UP Program accredited

From left to right, Martha Mock, Madeline Will, Kelly Kelley (WCU UP Program director), Stephane Smith Lee (IHEAC Board President), and Debra Hart.

By Marlon W. Morgan

Western Carolina University’s University Participant Program has become fully accredited by the Inclusive Higher Education Accreditation Council.

The program is the first to be accredited by IHEAC, a newly formed nonprofit organization serving as the accrediting agency for postsecondary programs for students with intellectual disability. The accreditation is for seven years.

“It is such an honor to be a part of a community that supports inclusive postsecondary education for individuals with intellectual disability having the same opportunities as everyone else at Western Carolina University,” said Kelly Kelley, professor and director of the UP Program.

“We are excited to be the first accredited program in the country. We appreciate all the workgroup members, peer reviewers, facilitators and observers that have worked so hard to make this a true reality for so many IPSE’s across the country that are interested in pursuing accreditation.”

In March, officials from IHEAC came to Cullowhee for a two-day site visit. Peer reviewers were able to talk to students, staff and faculty of the UP Program to gather their experiences and expertise.
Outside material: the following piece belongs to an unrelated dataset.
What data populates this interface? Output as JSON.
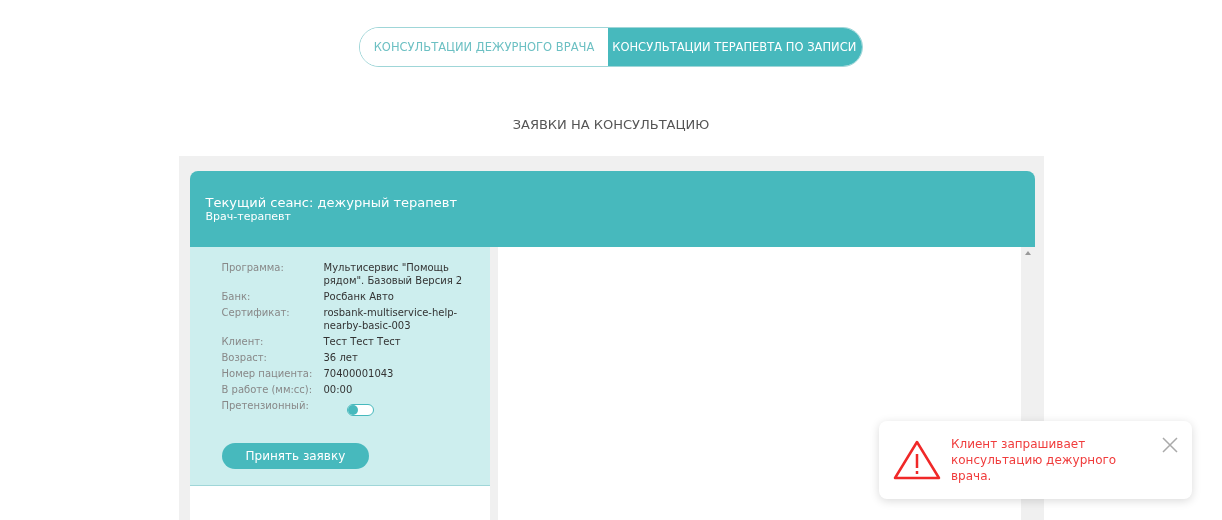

The model program accreditation standards that serve as the basis for accreditation were developed over a period of 10 years by two Think College National Coordinating Center Accreditation Workgroups.

“The Council is delighted to award accreditation to the outstanding WCU UP Program and appreciate their willingness to be the first to undergo accreditation,” said Stephanie Smith Lee, IHEAC Board President. “The documentation provided, site visit, peer reviewer report and strong support from the university clearly demonstrate that the UP Program merits accreditation.”

The UP Program provides an inclusive, two-year, on-campus living experience for college-aged persons with intellectual disability. The goal of the program is to facilitate UP students’ transition from secondary school to adult life with education, employment and independent living.